1апреля. Я пришел к Гельмгольцу ровно в десять утра, и горничная сообщила, что доктор в своем кабинете размышляет над каким-то вопросом. Из-за сильного волнения мне послышалось «над просом». Оказалось, я не ослышался: Учитель и в самом деле задумался над просом. Зажав в руках зерно, он рассыпал его по столу маленькими кучками. На мой вопрос о том, что он делает, Гельмгольц ответил: «Ах, если бы побольше людей задумывались над просом». Эти слова меня несколько удивили, однако я не стал ничего выяснять.
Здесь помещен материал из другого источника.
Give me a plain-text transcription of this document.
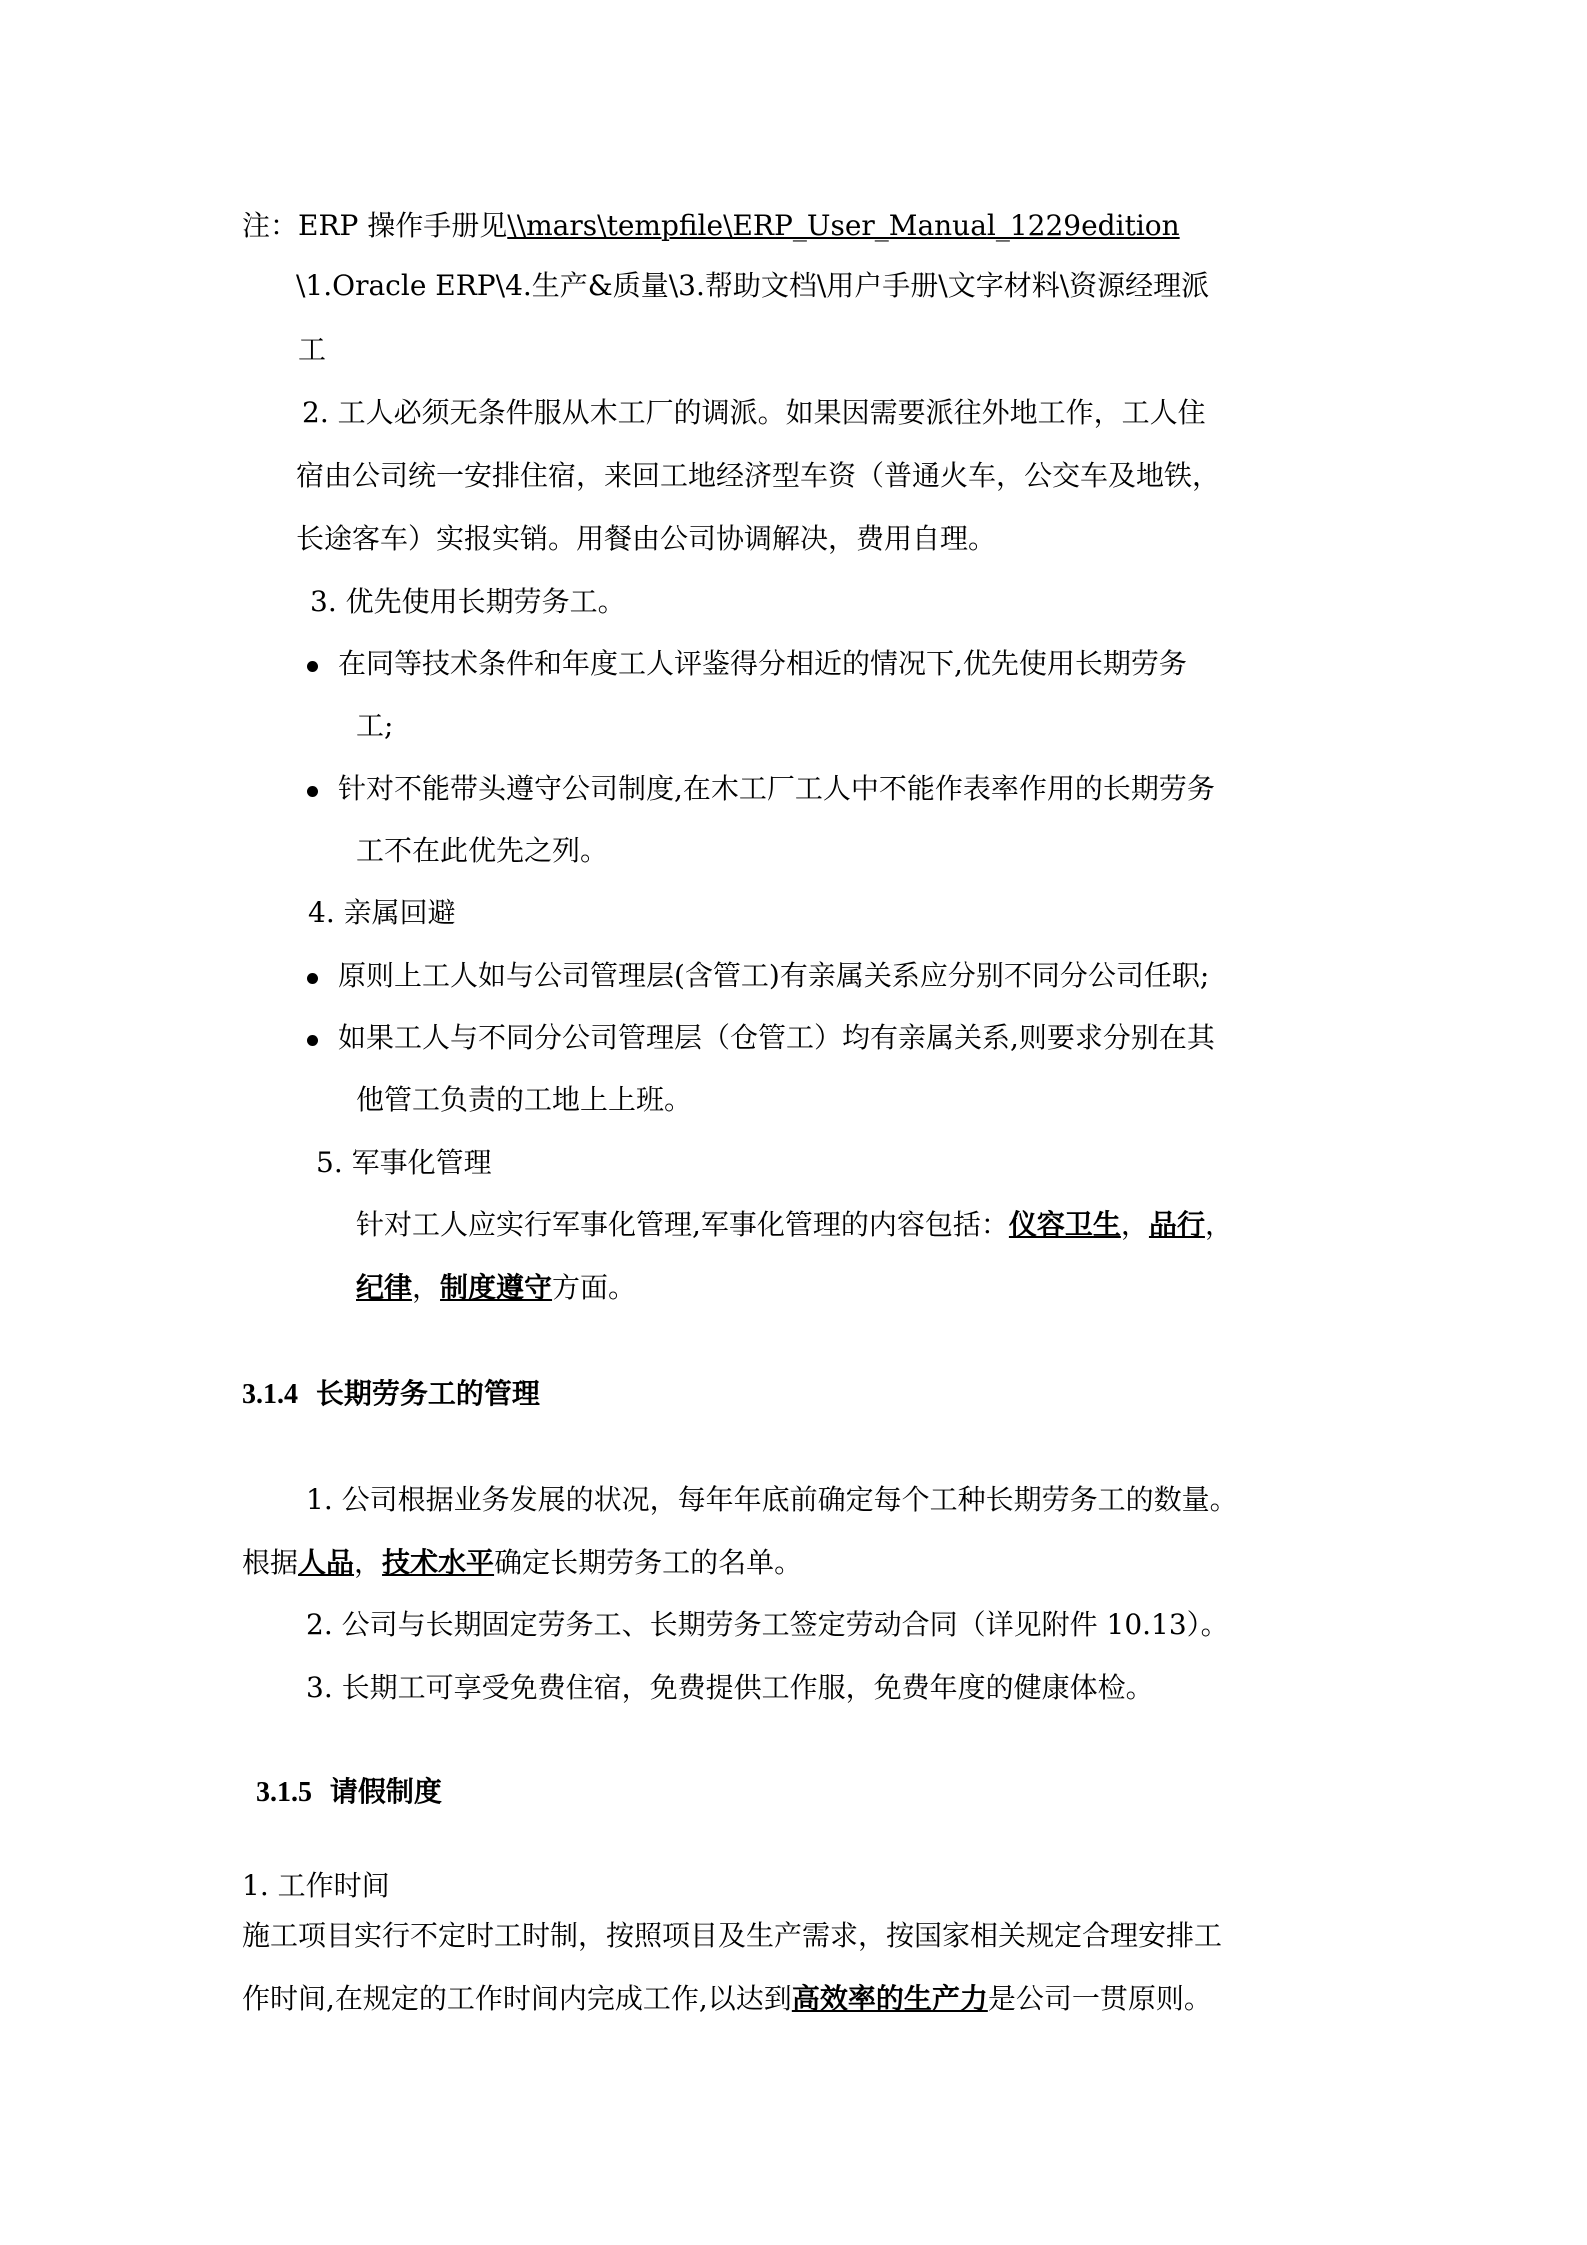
注：ERP 操作手册见\\mars\tempfile\ERP_User_Manual_1229edition
\1.Oracle ERP\4.生产&质量\3.帮助文档\用户手册\文字材料\资源经理派
工
2. 工人必须无条件服从木工厂的调派。如果因需要派往外地工作，工人住
宿由公司统一安排住宿，来回工地经济型车资（普通火车，公交车及地铁，
长途客车）实报实销。用餐由公司协调解决，费用自理。
3. 优先使用长期劳务工。
在同等技术条件和年度工人评鉴得分相近的情况下,优先使用长期劳务
工;
针对不能带头遵守公司制度,在木工厂工人中不能作表率作用的长期劳务
工不在此优先之列。
4. 亲属回避
原则上工人如与公司管理层(含管工)有亲属关系应分别不同分公司任职;
如果工人与不同分公司管理层（仓管工）均有亲属关系,则要求分别在其
他管工负责的工地上上班。
5. 军事化管理
针对工人应实行军事化管理,军事化管理的内容包括：仪容卫生，品行，
纪律，制度遵守方面。
3.1.4 长期劳务工的管理
1. 公司根据业务发展的状况，每年年底前确定每个工种长期劳务工的数量。
根据人品，技术水平确定长期劳务工的名单。
2. 公司与长期固定劳务工、长期劳务工签定劳动合同（详见附件 10.13）。
3. 长期工可享受免费住宿，免费提供工作服，免费年度的健康体检。
3.1.5 请假制度
1. 工作时间
施工项目实行不定时工时制，按照项目及生产需求，按国家相关规定合理安排工
作时间,在规定的工作时间内完成工作,以达到高效率的生产力是公司一贯原则。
Гельмгольц откинулся в кожаном кресле, и я попросил его рассказать о заре психоанализа.

– Когда мы с Фрейдом познакомились, я уже работал над своей теорией. Фрейд как-то зашел в булочную, чтобы купить плюшки – по-немецки «шнекен», – однако никак не мог заставить себя произнести такое слово. Как вы, наверное, знаете, Фрейд был для этого слишком застенчив. «Дайте, пожалуйста, вон те маленькие булочки», – сказал он, указывая на прилавок. «Шнекен, герр профессор?» – спросил булочник. Фрейд мгновенно залился краской и выскочил на улицу, бормоча: «Нет, ничего… не беспокойтесь… я так». Для меня не составило большого труда купить булочки, и я преподнес их Фрейду в подарок. Мы стали близкими друзьями. С тех пор я замечаю, что некоторые люди стесняются произносить отдельные слова. А у вас есть такие слова?

И тут я вспомнил, как в одном ресторане не смог заказать «кальмидор» (так у них именовался помидор, фаршированный кальмаром). Гельмгольц назвал это слово на редкость идиотским и заявил, что выцарапал бы глаза тому, для кого оно звучит нормально.

Мы снова заговорили о Фрейде. Похоже, он занимал все мысли Гельмгольца, хотя они ненавидели друг друга с тех пор, как однажды повздорили из-за пучка петрушки.

– Я вспоминаю одну пациентку Фрейда – Эдну С. Истерический паралич носа. Друзья просили ее изобразить «зайчика», а она не могла и поэтому с трудом переносила их общество – они часто бывали жестоки. «Ну-ка, милочка, покажи, как ты делаешь зайчика». При этом шутники шевелили ноздрями и от души хохотали. Фрейд провел с ней несколько сеансов, но что-то не получилось: вместо психотерапевтического контакта с профессором у пациентки возникло влечение к высокой деревянной вешалке, стоявшей у него в кабинете. Фрейд был в панике: ведь в те времена к психоанализу еще относились скептически. А после того, как девушка внезапно отправилась в морское путешествие, прихватив вешалку с собой, Фрейд поклялся навсегда оставить психоанализ. И действительно, некоторое время он вполне серьезно готовил себя к карьере акробата, пока Ференци[13] не убедил его в том, что он никогда не научится профессионально кувыркаться.